A certain minimum of air flow must be maintained in the lines 13 leading to the burners, otherwise the fuel transport is endangered. If the mill is to be operated at partial load, the air flow diversion via channel 47 must be used. Some of the air flowing downwardly through channel 32 is moved sideways and flows sideways over flaps 48 as the fuel continues to fall down into the ball mill. The air that goes over the flaps 48 also flows over the flap 49, which controls the amount of air diverted. This diverted air meets the air and pulverized coal that is brought up through the channel 43 and flows together with this through the separators 44, 54 and up into the pipes 13. The air flow in the pipes 13 is therefore high greater than the air flow through the mill, so that both a required throttling during grinding operation and a sufficient flow in the drying and burner tubes can be set easily and without a significant decrease in the efficiency of the system.

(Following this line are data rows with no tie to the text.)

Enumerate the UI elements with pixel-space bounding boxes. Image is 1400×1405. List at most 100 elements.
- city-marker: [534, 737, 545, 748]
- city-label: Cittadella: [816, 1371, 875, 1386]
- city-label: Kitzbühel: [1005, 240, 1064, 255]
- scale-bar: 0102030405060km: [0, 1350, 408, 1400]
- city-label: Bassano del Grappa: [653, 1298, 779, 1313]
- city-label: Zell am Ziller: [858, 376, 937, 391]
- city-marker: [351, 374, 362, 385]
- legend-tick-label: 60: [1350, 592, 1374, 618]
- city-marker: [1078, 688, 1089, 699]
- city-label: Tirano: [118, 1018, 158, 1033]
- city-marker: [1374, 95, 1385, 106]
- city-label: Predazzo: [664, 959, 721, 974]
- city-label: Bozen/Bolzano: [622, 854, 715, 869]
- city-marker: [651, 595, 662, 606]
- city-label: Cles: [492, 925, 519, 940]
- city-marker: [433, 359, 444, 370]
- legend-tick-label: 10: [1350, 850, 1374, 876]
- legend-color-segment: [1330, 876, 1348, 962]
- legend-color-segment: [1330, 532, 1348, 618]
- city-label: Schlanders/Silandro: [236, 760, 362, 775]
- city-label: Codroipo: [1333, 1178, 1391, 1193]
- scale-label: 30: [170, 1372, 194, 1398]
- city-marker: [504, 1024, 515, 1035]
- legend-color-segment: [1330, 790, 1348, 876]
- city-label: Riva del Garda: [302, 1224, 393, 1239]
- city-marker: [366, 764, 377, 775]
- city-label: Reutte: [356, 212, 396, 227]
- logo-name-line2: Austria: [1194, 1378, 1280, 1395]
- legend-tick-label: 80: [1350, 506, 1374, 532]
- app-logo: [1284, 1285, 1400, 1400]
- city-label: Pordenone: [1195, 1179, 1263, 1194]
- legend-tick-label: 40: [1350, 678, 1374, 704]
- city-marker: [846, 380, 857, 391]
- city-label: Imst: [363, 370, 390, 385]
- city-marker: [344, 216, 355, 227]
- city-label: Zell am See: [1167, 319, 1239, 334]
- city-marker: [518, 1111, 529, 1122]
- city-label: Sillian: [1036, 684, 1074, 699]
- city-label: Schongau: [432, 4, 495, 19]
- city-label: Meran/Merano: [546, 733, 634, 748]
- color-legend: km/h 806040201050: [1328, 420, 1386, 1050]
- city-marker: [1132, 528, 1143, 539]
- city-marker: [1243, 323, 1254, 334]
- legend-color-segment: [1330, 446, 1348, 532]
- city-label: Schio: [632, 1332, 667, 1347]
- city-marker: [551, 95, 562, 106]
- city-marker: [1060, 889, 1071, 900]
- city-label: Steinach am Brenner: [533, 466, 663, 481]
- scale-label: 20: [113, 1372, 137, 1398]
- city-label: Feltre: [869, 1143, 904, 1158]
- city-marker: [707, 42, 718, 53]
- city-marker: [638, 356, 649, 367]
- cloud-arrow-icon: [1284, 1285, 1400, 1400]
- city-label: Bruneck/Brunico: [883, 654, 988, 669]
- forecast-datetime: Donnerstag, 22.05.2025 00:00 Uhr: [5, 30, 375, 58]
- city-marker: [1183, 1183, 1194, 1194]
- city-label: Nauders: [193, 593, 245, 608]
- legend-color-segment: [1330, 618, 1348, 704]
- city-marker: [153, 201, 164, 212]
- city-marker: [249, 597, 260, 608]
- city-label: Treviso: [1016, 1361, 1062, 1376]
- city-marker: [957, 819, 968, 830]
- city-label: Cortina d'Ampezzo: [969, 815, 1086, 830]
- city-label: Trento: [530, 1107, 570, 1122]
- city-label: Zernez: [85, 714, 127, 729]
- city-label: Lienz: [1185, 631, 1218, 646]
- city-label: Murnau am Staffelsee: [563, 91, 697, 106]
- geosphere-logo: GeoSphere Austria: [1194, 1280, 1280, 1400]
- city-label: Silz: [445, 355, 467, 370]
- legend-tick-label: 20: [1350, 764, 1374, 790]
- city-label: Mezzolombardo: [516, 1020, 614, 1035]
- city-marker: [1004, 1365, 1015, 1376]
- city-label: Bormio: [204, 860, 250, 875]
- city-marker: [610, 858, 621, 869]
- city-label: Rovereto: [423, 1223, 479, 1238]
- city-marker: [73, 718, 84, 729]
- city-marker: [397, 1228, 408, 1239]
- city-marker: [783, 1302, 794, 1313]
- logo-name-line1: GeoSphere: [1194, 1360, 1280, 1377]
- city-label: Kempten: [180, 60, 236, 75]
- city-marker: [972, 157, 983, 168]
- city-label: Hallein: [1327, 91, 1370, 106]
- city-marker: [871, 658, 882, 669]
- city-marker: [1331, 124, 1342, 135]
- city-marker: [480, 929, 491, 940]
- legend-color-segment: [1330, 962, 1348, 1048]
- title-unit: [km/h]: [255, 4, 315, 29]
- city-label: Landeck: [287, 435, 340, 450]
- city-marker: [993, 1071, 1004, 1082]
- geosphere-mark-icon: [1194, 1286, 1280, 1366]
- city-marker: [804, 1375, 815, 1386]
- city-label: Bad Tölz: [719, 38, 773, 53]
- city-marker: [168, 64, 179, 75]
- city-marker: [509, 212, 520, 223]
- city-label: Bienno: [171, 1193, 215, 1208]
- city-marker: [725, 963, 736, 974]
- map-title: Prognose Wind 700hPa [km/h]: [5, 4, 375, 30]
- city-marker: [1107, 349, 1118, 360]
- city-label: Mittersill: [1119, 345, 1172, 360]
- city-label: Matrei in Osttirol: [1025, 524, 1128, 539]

Subject matter dealt with in the description for which no patent protection is requested do not belong to the invention.

Claims (2)

Patent claims: 1. Tube or drum mill for grinding drying with air flow sifting, the open bearing journals of which are divided by a partition into inlet and outlet openings for the supply and discharge of the ground material and the carrier air, characterized in that the partition for the inlet and outlet openings (29 and 31) is designed as an axially parallel flat wall (25, 26) . 2. Tube mill according to claim 1, characterized in that the partition (25, 26) is stationary with respect to the mill and its plane is inclined to the horizontal. 3. Tube mill according to claim 2, characterized in that the plane of the partition wall (25, 26) is inclined to the horizontal at an angle which corresponds to the inclination of the surface of the mill filling during operation. 4. Tube mill according to one of claims 1 to 3, characterized in that the ducts (32 and 43) leading to the inlet and outlet openings (29 and 31) are closably connected to one another. 5. Tube mill according to spoke 4, characterized in that adjustable control flaps (48 and 49) are provided at the junction of these two channels (32, 43). 6. Tube mill according to one of the preceding claims, characterized in that the partition (25, 26) is offset from the mill axis in such a way that the inlet opening (29) is substantially larger than the outlet opening (31) . Considered publications: German Auslegeschriften No. 1 024 783, 1062 532; U.S. Patent No. 2,174,630.